If you’re not sure if you’re quite ready for kayaking then please don’t hesitate to get in contact with us, we’d be more than happy to help you with any questions you might have.
Getting ready for kayaking © Elke Lindner-Oceanwide Expeditions
How many times will I get to go kayaking?
Kayaking is of course subject to weather and water conditions – your safety is our primary concern. That being said, any cruise with kayaking as an option tries to schedule up to four excursions.
Is kayaking safe?
One must take some caution when kayaking. First, you are exposed to Polar weather and sea conditions, and if you don’t dress warmly enough you might be some time before getting back to the main ship. Because you are on Polar waters there is a chance of exposure to hypothermia. For these reasons kayak excursions are limited to 14 passengers total – this number lets our accompanying guides keep track of everyone and make sure that everyone is having a good time.

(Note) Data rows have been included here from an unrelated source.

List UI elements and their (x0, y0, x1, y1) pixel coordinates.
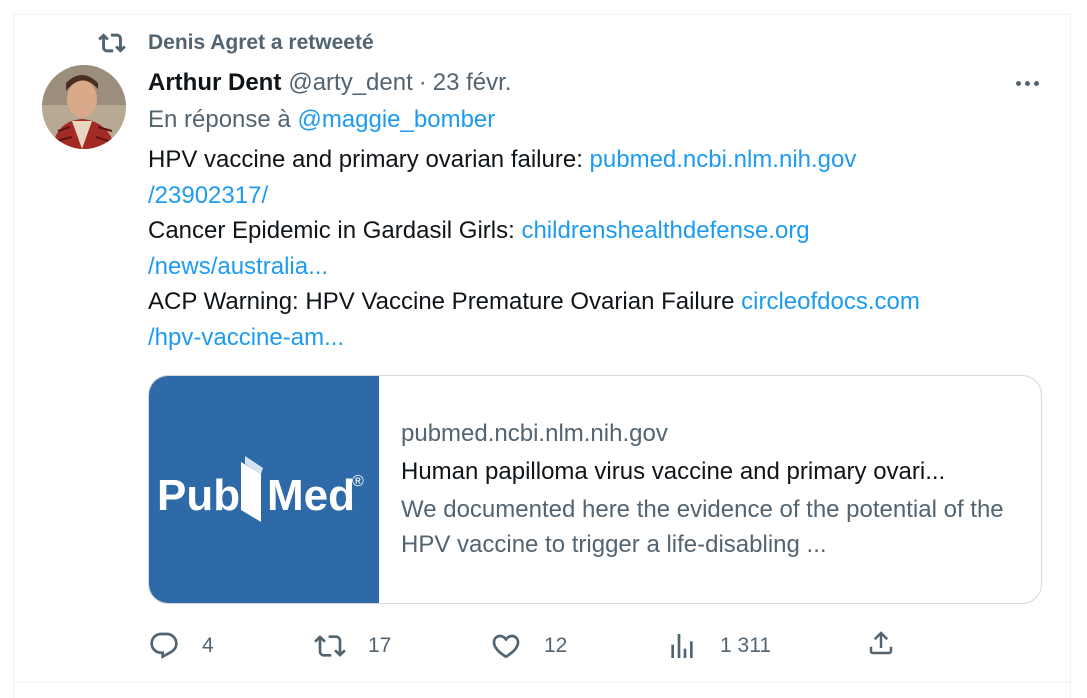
tweet-line: HPV vaccine and primary ovarian failure:… (148, 142, 1028, 178)
like-button[interactable]: 12 (490, 624, 567, 668)
tweet-line: /hpv-vaccine-am... (148, 320, 1028, 356)
reply-icon (150, 632, 178, 659)
tweet-line-text: ACP Warning: HPV Vaccine Premature Ovari… (148, 288, 742, 315)
tweet-link[interactable]: /hpv-vaccine-am... (148, 324, 344, 351)
tweet-link[interactable]: /news/australia... (148, 253, 328, 280)
tweet-link[interactable]: /23902317/ (148, 182, 268, 209)
card-text: pubmed.ncbi.nlm.nih.gov Human papilloma … (401, 416, 1021, 562)
retweet-context: Denis Agret a retweeté (98, 30, 374, 56)
author-handle[interactable]: @arty_dent (288, 69, 412, 97)
retweet-icon (314, 635, 346, 657)
like-count: 12 (544, 634, 568, 657)
divider (13, 682, 1071, 683)
views-chart-icon (671, 634, 693, 658)
reply-context: En réponse à @maggie_bomber (148, 106, 495, 134)
tweet-line: /23902317/ (148, 178, 1028, 214)
logo-registered: ® (352, 473, 364, 490)
tweet-line: Cancer Epidemic in Gardasil Girls: child… (148, 213, 1028, 249)
card-domain: pubmed.ncbi.nlm.nih.gov (401, 420, 668, 447)
author-display-name[interactable]: Arthur Dent (148, 69, 281, 97)
reply-mention-link[interactable]: @maggie_bomber (297, 106, 495, 133)
more-dot-icon (1015, 80, 1021, 86)
avatar[interactable] (42, 65, 126, 149)
tweet-date[interactable]: 23 févr. (433, 69, 512, 97)
tweet-line: ACP Warning: HPV Vaccine Premature Ovari… (148, 284, 1028, 320)
tweet-line: /news/australia... (148, 249, 1028, 285)
link-preview-card[interactable]: Pub Med ® pubmed.ncbi.nlm.nih.gov Human … (148, 375, 1042, 604)
more-dot-icon (1024, 80, 1030, 86)
retweet-count: 17 (368, 634, 392, 657)
logo-pub: Pub (157, 471, 240, 520)
retweet-button[interactable]: 17 (314, 624, 391, 668)
more-dot-icon (1033, 80, 1039, 86)
tweet-line-text: HPV vaccine and primary ovarian failure: (148, 146, 590, 173)
tweet-link[interactable]: circleofdocs.com (741, 288, 920, 315)
reply-prefix: En réponse à (148, 106, 291, 133)
logo-med: Med (267, 471, 355, 520)
pubmed-logo-icon: Pub Med ® (157, 456, 364, 522)
tweet-link[interactable]: pubmed.ncbi.nlm.nih.gov (590, 146, 857, 173)
views-count: 1 311 (720, 634, 771, 657)
views-button[interactable]: 1 311 (666, 624, 771, 668)
pubmed-logo: Pub Med ® (149, 376, 379, 603)
header-separator: · (418, 69, 427, 96)
avatar-image (42, 65, 126, 149)
retweet-label[interactable]: Denis Agret a retweeté (148, 31, 374, 55)
reply-count: 4 (202, 634, 214, 657)
reply-button[interactable]: 4 (148, 624, 214, 668)
tweet-link[interactable]: childrenshealthdefense.org (521, 217, 809, 244)
share-icon (869, 631, 893, 655)
heart-icon (492, 634, 520, 659)
more-options-button[interactable] (1010, 72, 1044, 94)
share-button[interactable] (866, 628, 896, 663)
card-description: We documented here the evidence of the p… (401, 496, 1004, 558)
retweet-icon (98, 33, 126, 53)
card-title: Human papilloma virus vaccine and primar… (401, 458, 946, 485)
tweet-line-text: Cancer Epidemic in Gardasil Girls: (148, 217, 522, 244)
tweet-header: Arthur Dent @arty_dent · 23 févr. (148, 68, 511, 98)
tweet-actions: 4 17 12 1 311 (148, 624, 908, 668)
tweet-text: HPV vaccine and primary ovarian failure:… (148, 142, 1028, 355)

One guide stays with the group in a support kayak, while another trails nearby in a Zodiac just in case of emergencies that require a faster retreat back to the main ship. All of our guides are experts in kayaking and have a great deal of experience working with groups just like yours. They will work to scale an excursion to the skill-level of your group.
Kayak fun © Oliver Richter-Oceanwide Expeditions
Do I have to bring any of my own kayaking equipment?
We provide the kayaks (5 single-seat and 5 double-seat Perception Horizon II and Perception Sea Yaks), the paddles, Neoprene wetsuits, splash shirts and spray covers, Neoprene booties and caps, and a life-jacket/kayak vest (Palm). You do however want to make sure you’re dressed properly for your excursion in the open Polar air. So you’ll need to bring along your own:
- thermal underwear bottom and top (for hygienic purposes under the wetsuit)
- a fleece jacket or vest to wear over your thermal underwear
- gloves (preferably ski/snowboard/mountaineering gloves with some grip and a Gore-tex outside with Thinsulate inside).
- a wind-and-waterproof breathable jacket or paddle anorak/jacket and trousers (e.g. Gore-tex)
- a waterproof bag (if you’re bringing a camera)
- fleece hat
- a turtle neck or neck gaiter
- thick socks
- sunscreen / sun block
Try to avoid bringing cloth clothing like t-shirts or jeans. Once it gets wet (from water or sweat) it will stay wet for a long time – not a comfortable experience in Polar weather!
What will I see?
You’re definitely going to see a whole lot of beauty – rugged shorelines with snow-capped mountains in the background, pristine untouched shorelines, icebergs that can turn the water beneath you a brilliant blue. The quiet nature of kayaking also makes it an excellent opportunity to encounter wildlife.